Ключевая причина — неэффективность руководящих кадров. В Беларуси случилось то, но что в свое время обратил внимание П. Сорокин: «В периоды застоя в дореволюционную эпоху вырожденцы правящего класса прибегают исключительно к искусственным средствам для предотвращения процесса проникновения в их среду „головастиков“ из низов и для монополизации всех высоких общественных позиций». Главными критериями карьерного продвижения являются «близость к телу», абсолютная ему лояльность. «Благодаря подобным мерам на вершине общества аккумулируются „бездарные правители“, а „головастиков“ у основания пирамиды власти становится все больше и больше». Система «негативного отбора», сложившаяся в РБ, привела к тому, что во властных институтах существует дефицит людей, способных мысли и действовать конструктивно, креативно и ответственно.

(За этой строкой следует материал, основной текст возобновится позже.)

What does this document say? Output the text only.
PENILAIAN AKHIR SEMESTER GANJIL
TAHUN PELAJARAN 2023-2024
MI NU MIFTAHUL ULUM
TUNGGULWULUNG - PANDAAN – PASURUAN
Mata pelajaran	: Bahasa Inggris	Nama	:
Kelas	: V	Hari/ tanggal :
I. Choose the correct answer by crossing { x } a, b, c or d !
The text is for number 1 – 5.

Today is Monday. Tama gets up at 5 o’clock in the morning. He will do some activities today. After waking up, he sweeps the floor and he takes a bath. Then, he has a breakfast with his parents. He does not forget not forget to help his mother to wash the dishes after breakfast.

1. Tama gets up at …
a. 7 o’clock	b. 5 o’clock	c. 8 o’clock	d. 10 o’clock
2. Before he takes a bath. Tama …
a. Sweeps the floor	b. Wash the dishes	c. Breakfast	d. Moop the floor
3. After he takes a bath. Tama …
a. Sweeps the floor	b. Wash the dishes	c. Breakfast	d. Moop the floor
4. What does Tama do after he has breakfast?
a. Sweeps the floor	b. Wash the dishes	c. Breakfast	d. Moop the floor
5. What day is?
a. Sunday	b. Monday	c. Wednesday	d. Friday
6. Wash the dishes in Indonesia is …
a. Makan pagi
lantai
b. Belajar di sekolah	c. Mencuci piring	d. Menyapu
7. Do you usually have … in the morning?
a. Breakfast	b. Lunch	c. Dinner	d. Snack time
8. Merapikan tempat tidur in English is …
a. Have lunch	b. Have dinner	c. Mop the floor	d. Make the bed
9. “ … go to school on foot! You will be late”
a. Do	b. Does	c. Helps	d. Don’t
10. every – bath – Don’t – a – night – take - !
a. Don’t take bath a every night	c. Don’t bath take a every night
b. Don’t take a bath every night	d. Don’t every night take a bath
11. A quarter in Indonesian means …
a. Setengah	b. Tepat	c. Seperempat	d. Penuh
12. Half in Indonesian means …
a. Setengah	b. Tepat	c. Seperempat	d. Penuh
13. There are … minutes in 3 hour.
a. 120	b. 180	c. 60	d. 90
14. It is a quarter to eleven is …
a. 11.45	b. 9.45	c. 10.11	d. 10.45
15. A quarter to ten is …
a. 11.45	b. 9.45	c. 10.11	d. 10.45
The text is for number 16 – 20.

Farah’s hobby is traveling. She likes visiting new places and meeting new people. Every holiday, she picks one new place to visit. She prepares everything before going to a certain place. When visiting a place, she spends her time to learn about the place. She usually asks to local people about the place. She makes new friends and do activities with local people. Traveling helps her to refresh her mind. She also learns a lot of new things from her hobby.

Социолог утверждает, что момент рождения социальных революций, несмотря на то, что они являются объективным процессом, «невозможно предвосхитить». Это в полной мере относится к социальным протестам в РБ — никто из аналитиков оказался не в состоянии сделать верный политических прогноз на 2020 г.
Что же касается «зримого предлога» к революционным событиям, то, в представлении П. Сорокина, он необходим и может быть совершенно случайным — «не более чем искра в пороховом погребе», так как «когда подавление инстинктов аккумулировано, то любое мало-мальски значимое событие провоцирует революционный эффект». Для Беларуси таковым триггером послужили Covid-19 и масштабное подавление акций протеста. Трудно не согласиться также с социологом Г. Коршуновым, убежденным, что нынешние белорусские протесты — это результат накопления протестного потенциала за последние два десятка лет.
Какой же мы вывод может сделать из всего, сказанного о нас и не только П.Сорокиным?
Очевидно, что выделенные им критерии социальной революции как таковой, равно как и ее источники, в полной мере представлены в политических процесса Беларуси — страна вошла в революционную эру.
Исход происходящих в стране протестных акций, как важного компонента социальной революции, очевиден: место прежней социальной системы поступательно и неуклонно в силу исторических обстоятельств, остроты «репрессированных инстинктов» и изменения доминирующей культурной системы занимает рождающаяся в страданиях, страхе, ненависти, и безусловно любви, новая общественная реальность. Сторонники и участники перемен воплощают собой исторический оптимизм, олицетворяя неизбежное будущее. Исторические часы включены и «крот истории роет медленно, но роет хорошо» (Гегель). Трудно предсказуемыми и весьма вариативными являются только издержки этого процесса.
Разумеется, существует серьезный диссонанс между историческим измерением времени, знающим вечность, и чувством времени отдельного человека. Необходимо осознавать, что к Храму всегда ведет дорога, которую необходимо пройти, так как, двигаясь по ней, ты, преобразуя себя и других, однажды приобретаешь право встать на его ступени.